Here is a NASA and USGS statement about the usage of "Geology of the Moon" (or lunar geology) versus "Selenology" at :
Selenology: "Use of the prefix "geo-" for lunar and planetary studies has been criticized, but it is justified by: applicability to all other solid bodies of the geologic principles developed for the Earth; elimination of the need for new terms for every new world observed at geologically useful scales, whose number now exceeds 20; the Greek etymology, which includes the meanings "land" or "ground"; three decades of usage (Shoemaker, 1962a, p 117; Ronca, 1965; Mutch,1970; Wilhelms, 1970b). The prefix "seleno-" is no longer used by professional lunar scientists except in some terms referring to coordinates, control points, or the global figure (selenographic, selenodetic). Although "astrogeology" was chosen as a convenient and appropriate name (Milton, 1969) for the U.S Geological Survey's branch devoted to Lunar and Planetary studies, "lunar (planetary) geology" is more commonly used. "Planetology" is a broader term that includes such nongeologic sciences as atmospherics and planetary astronomy." (Text from the Geologic History of the Moon, Wilhelms, Don E., USGS professional paper 1348).

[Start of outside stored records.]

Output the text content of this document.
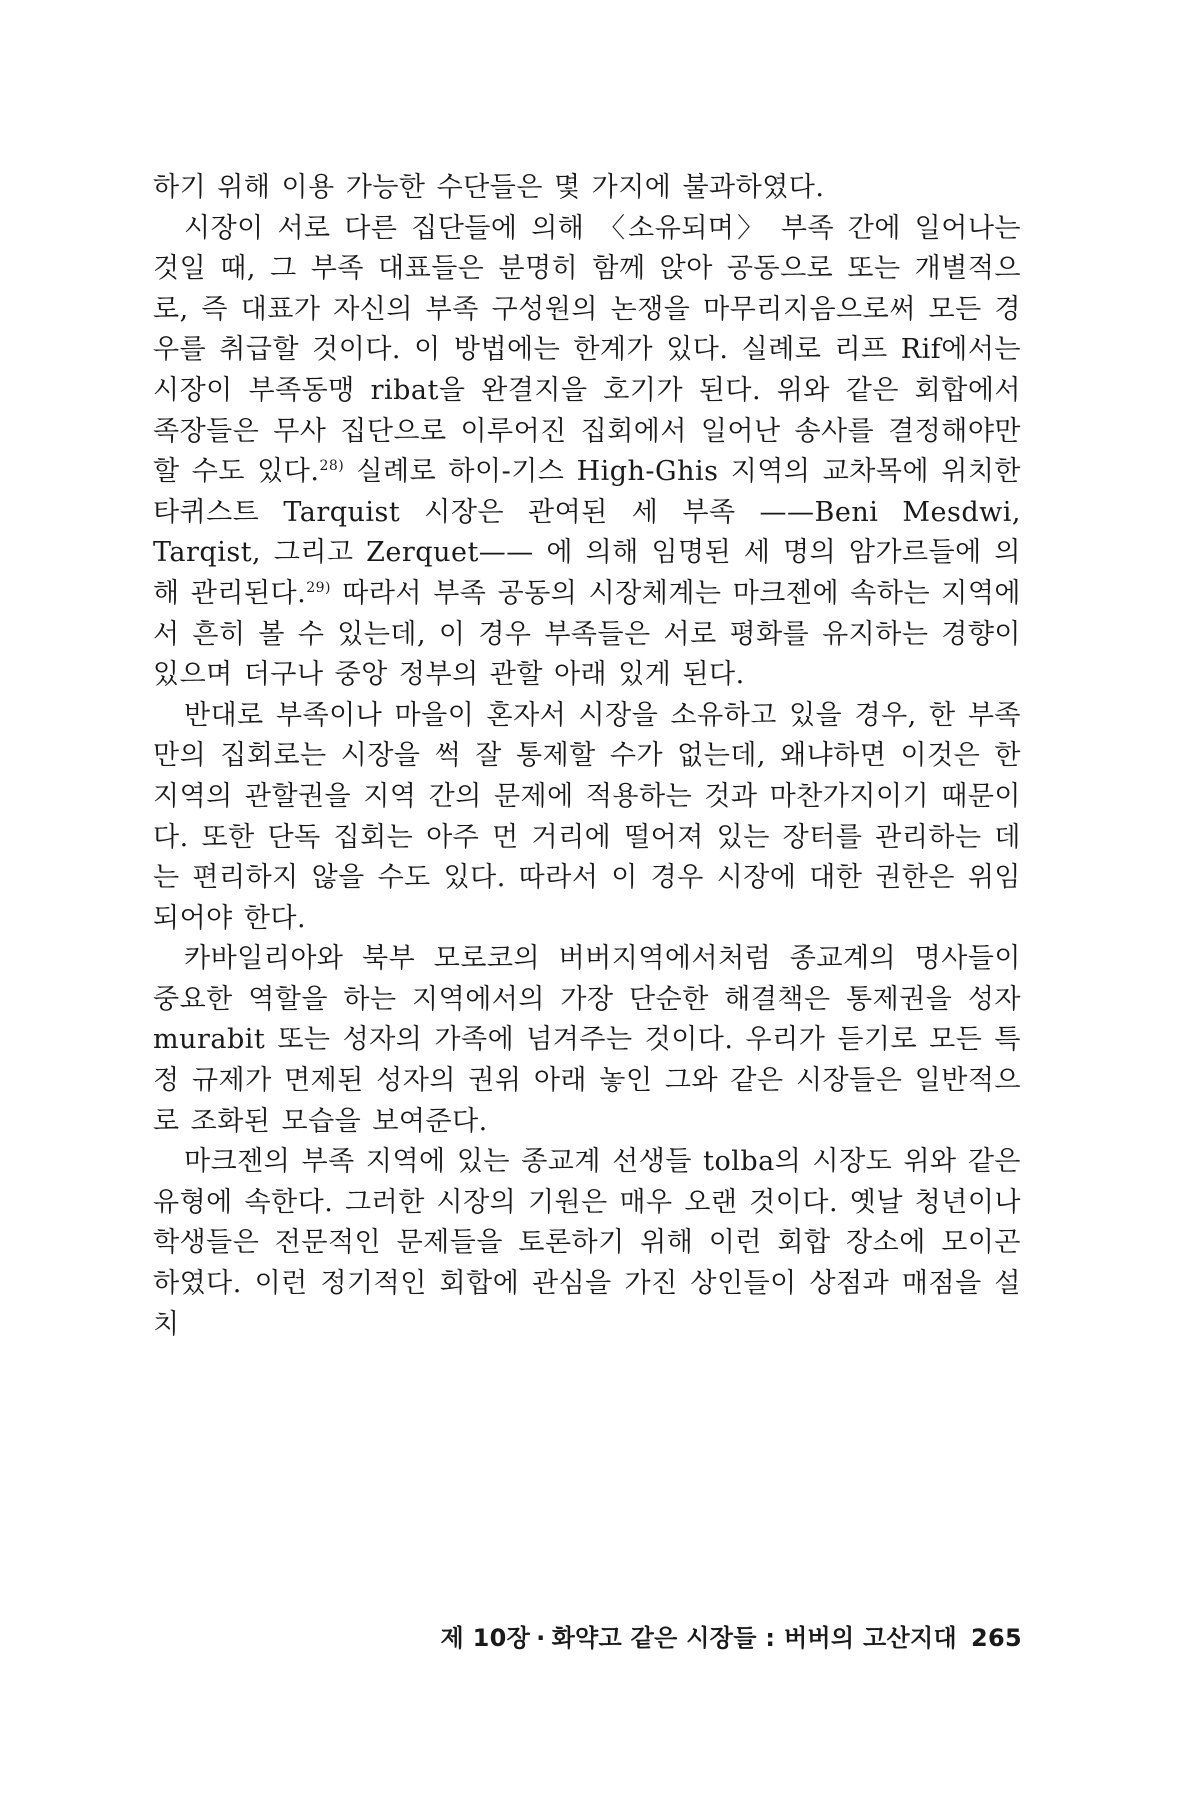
하기 위해 이용 가능한 수단들은 몇 가지에 불과하였다.

시장이 서로 다른 집단들에 의해 〈소유되며〉 부족 간에 일어나는 것일 때, 그 부족 대표들은 분명히 함께 앉아 공동으로 또는 개별적으로, 즉 대표가 자신의 부족 구성원의 논쟁을 마무리지음으로써 모든 경우를 취급할 것이다. 이 방법에는 한계가 있다. 실례로 리프 Rif에서는 시장이 부족동맹 ribat을 완결지을 호기가 된다. 위와 같은 회합에서 족장들은 무사 집단으로 이루어진 집회에서 일어난 송사를 결정해야만 할 수도 있다.$^{28)}$ 실례로 하이-기스 High-Ghis 지역의 교차목에 위치한 타퀴스트 Tarquist 시장은 관여된 세 부족 ——Beni Mesdwi, Tarqist, 그리고 Zerquet—— 에 의해 임명된 세 명의 암가르들에 의해 관리된다.$^{29)}$ 따라서 부족 공동의 시장체계는 마크젠에 속하는 지역에서 흔히 볼 수 있는데, 이 경우 부족들은 서로 평화를 유지하는 경향이 있으며 더구나 중앙 정부의 관할 아래 있게 된다.

반대로 부족이나 마을이 혼자서 시장을 소유하고 있을 경우, 한 부족만의 집회로는 시장을 썩 잘 통제할 수가 없는데, 왜냐하면 이것은 한 지역의 관할권을 지역 간의 문제에 적용하는 것과 마찬가지이기 때문이다. 또한 단독 집회는 아주 먼 거리에 떨어져 있는 장터를 관리하는 데는 편리하지 않을 수도 있다. 따라서 이 경우 시장에 대한 권한은 위임되어야 한다.

카바일리아와 북부 모로코의 버버지역에서처럼 종교계의 명사들이 중요한 역할을 하는 지역에서의 가장 단순한 해결책은 통제권을 성자 murabit 또는 성자의 가족에 넘겨주는 것이다. 우리가 듣기로 모든 특정 규제가 면제된 성자의 권위 아래 놓인 그와 같은 시장들은 일반적으로 조화된 모습을 보여준다.

마크젠의 부족 지역에 있는 종교계 선생들 tolba의 시장도 위와 같은 유형에 속한다. 그러한 시장의 기원은 매우 오랜 것이다. 옛날 청년이나 학생들은 전문적인 문제들을 토론하기 위해 이런 회합 장소에 모이곤 하였다. 이런 정기적인 회합에 관심을 가진 상인들이 상점과 매점을 설치

제 10장 · 화약고 같은 시장들 : 버버의 고산지대 265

--GeoWriter (talk) 18:56, 18 April 2017 (UTC)
No as "Selenology" is too obscure and will not be recognised by most. Graeme Bartlett (talk) 22:14, 18 April 2017 (UTC)
  • Oppose "Geology" is not literally "the study of the earth" so that it can be transferred to another planet or moon by replacing the "geo" part. Also what NASA says, and what an average person would understand. BigJim707 (talk) 16:08, 21 April 2017 (UTC)

The above discussion is preserved as an archive of a requested move. Please do not modify it. Subsequent comments should be made in a new section on this talk page or in a move review. No further edits should be made to this section.